Does dual citizenship reproduce inequalities? Robtel Neajai Pailey grapples with this question and more in her engaging monograph Development, (Dual) Citizenship and Its Discontents in Africa: The Political Economy of Belonging to Liberia (Cambridge University Press, 2021). Drawing on rich life histories from over two hundred in-depth interviews in West Africa, Europe, and North America, she examines socio-economic change in Liberia, Africa’s first black republic, through the prism of citizenship. Marking how historical policy changes on citizenship and contemporary public discourse on dual citizenship have impacted development policy and practice, Pailey reveals that as Liberia transformed from a country of immigration to one of emigration, so too did the nature of citizenship, thus influencing claims for and against dual citizenship. Her book develops a new model for conceptualising citizenship within the context of crisis-affected states while offering a compelling critique of the neoliberal framing of diasporas and donors as the panacea to post-war reconstruction. For more information about the book, visit https://bit.ly/30RsW3u and watch this video produced by the LSE Department of Social Policy.
BIO
Robtel Neajai Pailey is Assistant Professor in International Social and Public Policy at the London School of Economics and Political Science.

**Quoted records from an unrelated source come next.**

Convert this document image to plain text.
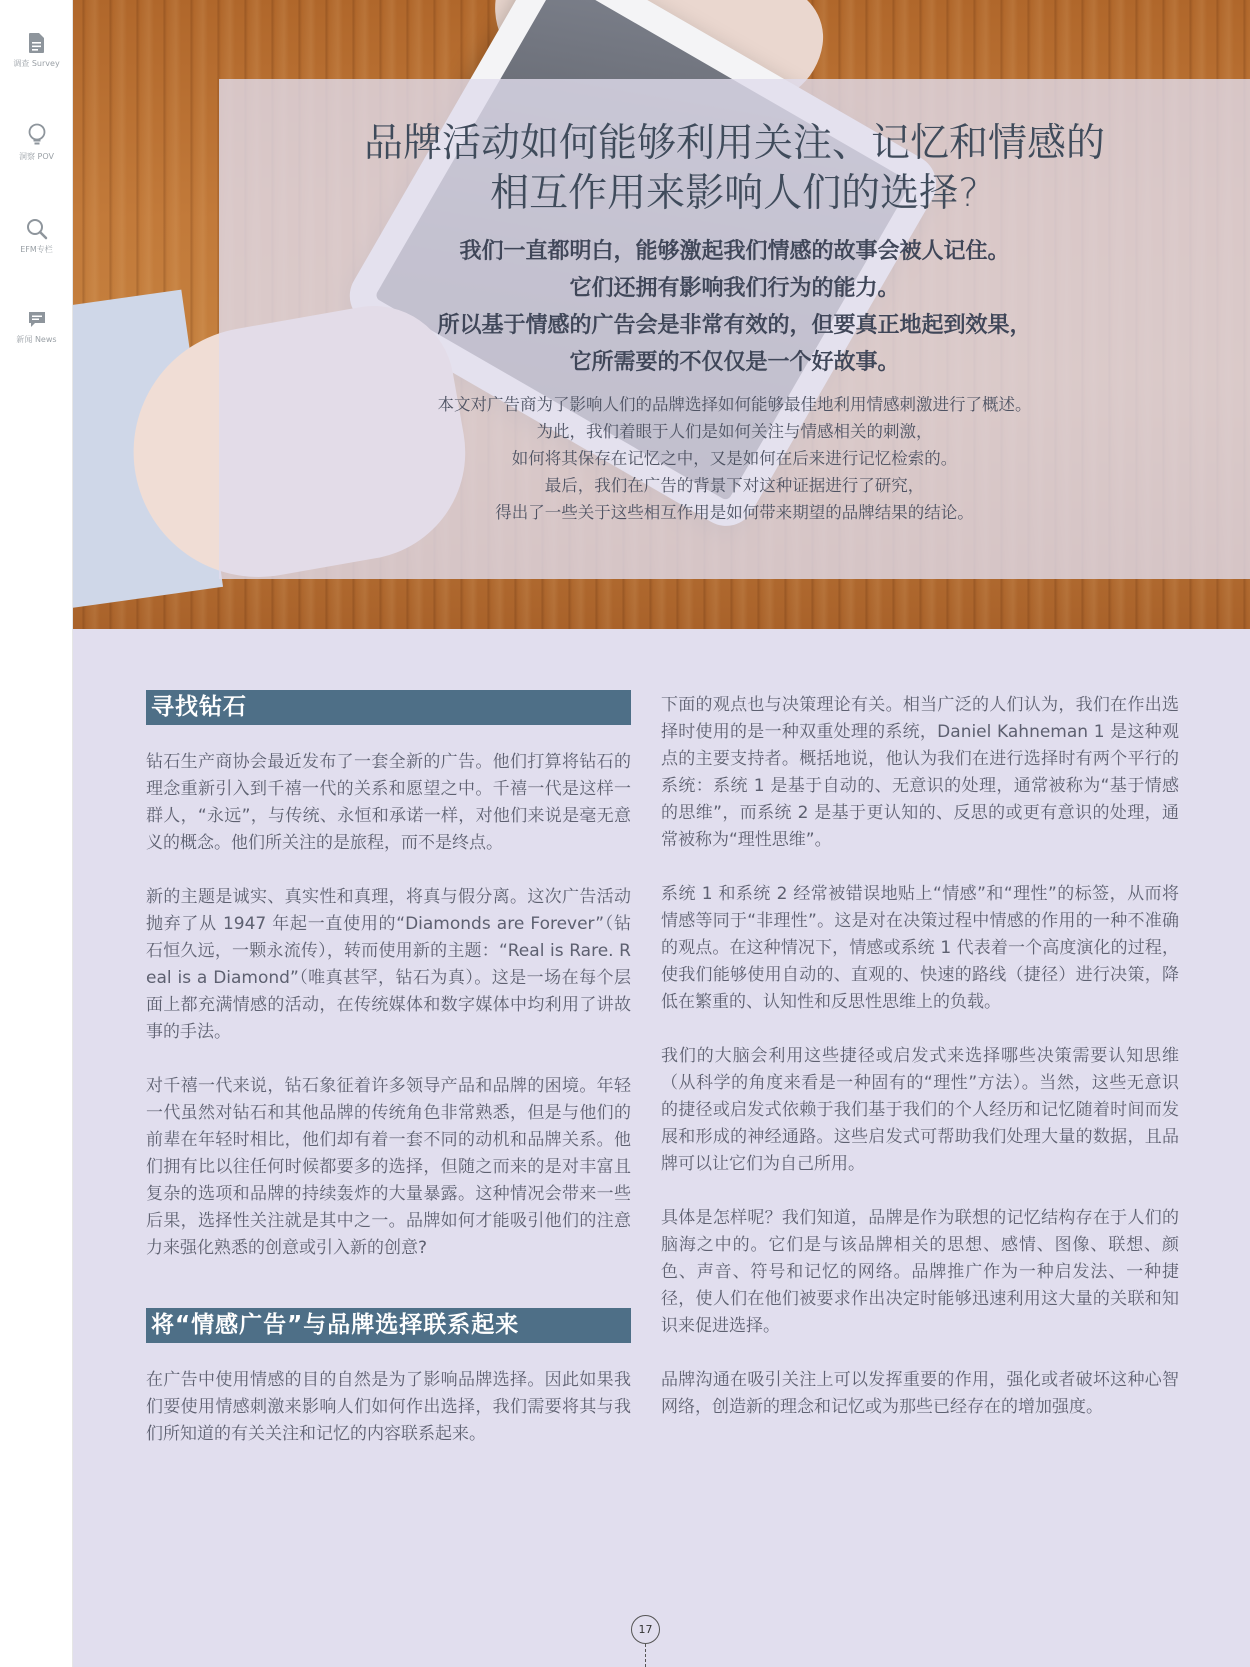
调查 Survey
洞察 POV
EFM专栏
新闻 News
品牌活动如何能够利用关注、记忆和情感的
相互作用来影响人们的选择?
我们一直都明白，能够激起我们情感的故事会被人记住。
它们还拥有影响我们行为的能力。
所以基于情感的广告会是非常有效的，但要真正地起到效果，
它所需要的不仅仅是一个好故事。
本文对广告商为了影响人们的品牌选择如何能够最佳地利用情感刺激进行了概述。
为此，我们着眼于人们是如何关注与情感相关的刺激，
如何将其保存在记忆之中，又是如何在后来进行记忆检索的。
最后，我们在广告的背景下对这种证据进行了研究，
得出了一些关于这些相互作用是如何带来期望的品牌结果的结论。
寻找钻石

钻石生产商协会最近发布了一套全新的广告。他们打算将钻石的理念重新引入到千禧一代的关系和愿望之中。千禧一代是这样一群人，“永远”，与传统、永恒和承诺一样，对他们来说是毫无意义的概念。他们所关注的是旅程，而不是终点。

新的主题是诚实、真实性和真理，将真与假分离。这次广告活动抛弃了从 1947 年起一直使用的“Diamonds are Forever”（钻石恒久远，一颗永流传），转而使用新的主题：“Real is Rare. Real is a Diamond”（唯真甚罕，钻石为真）。这是一场在每个层面上都充满情感的活动，在传统媒体和数字媒体中均利用了讲故事的手法。

对千禧一代来说，钻石象征着许多领导产品和品牌的困境。年轻一代虽然对钻石和其他品牌的传统角色非常熟悉，但是与他们的前辈在年轻时相比，他们却有着一套不同的动机和品牌关系。他们拥有比以往任何时候都要多的选择，但随之而来的是对丰富且复杂的选项和品牌的持续轰炸的大量暴露。这种情况会带来一些后果，选择性关注就是其中之一。品牌如何才能吸引他们的注意力来强化熟悉的创意或引入新的创意?

将“情感广告”与品牌选择联系起来

在广告中使用情感的目的自然是为了影响品牌选择。因此如果我们要使用情感刺激来影响人们如何作出选择，我们需要将其与我们所知道的有关关注和记忆的内容联系起来。

下面的观点也与决策理论有关。相当广泛的人们认为，我们在作出选择时使用的是一种双重处理的系统，Daniel Kahneman 1 是这种观点的主要支持者。概括地说，他认为我们在进行选择时有两个平行的系统：系统 1 是基于自动的、无意识的处理，通常被称为“基于情感的思维”，而系统 2 是基于更认知的、反思的或更有意识的处理，通常被称为“理性思维”。

系统 1 和系统 2 经常被错误地贴上“情感”和“理性”的标签，从而将情感等同于“非理性”。这是对在决策过程中情感的作用的一种不准确的观点。在这种情况下，情感或系统 1 代表着一个高度演化的过程，使我们能够使用自动的、直观的、快速的路线（捷径）进行决策，降低在繁重的、认知性和反思性思维上的负载。

我们的大脑会利用这些捷径或启发式来选择哪些决策需要认知思维（从科学的角度来看是一种固有的“理性”方法）。当然，这些无意识的捷径或启发式依赖于我们基于我们的个人经历和记忆随着时间而发展和形成的神经通路。这些启发式可帮助我们处理大量的数据，且品牌可以让它们为自己所用。

具体是怎样呢？我们知道，品牌是作为联想的记忆结构存在于人们的脑海之中的。它们是与该品牌相关的思想、感情、图像、联想、颜色、声音、符号和记忆的网络。品牌推广作为一种启发法、一种捷径，使人们在他们被要求作出决定时能够迅速利用这大量的关联和知识来促进选择。

品牌沟通在吸引关注上可以发挥重要的作用，强化或者破坏这种心智网络，创造新的理念和记忆或为那些已经存在的增加强度。

17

A Liberian scholar-activist working at the intersection of Critical Development Studies, Critical African Studies and Critical Race Studies, she centres her research on how structural transformation is conceived and contested by local, national and transnational actors from ‘crisis’-affected regions of the so-called Global South. Robtel’s current project, Africa’s ‘Negro’ Republics, examines how slavery, colonialism and neoliberalism in the 19th, 20th and 21st centuries, respectively, have shaped the adoption and maintenance of constitutional clauses barring non-blacks from obtaining citizenship in Liberia and Sierra Leone.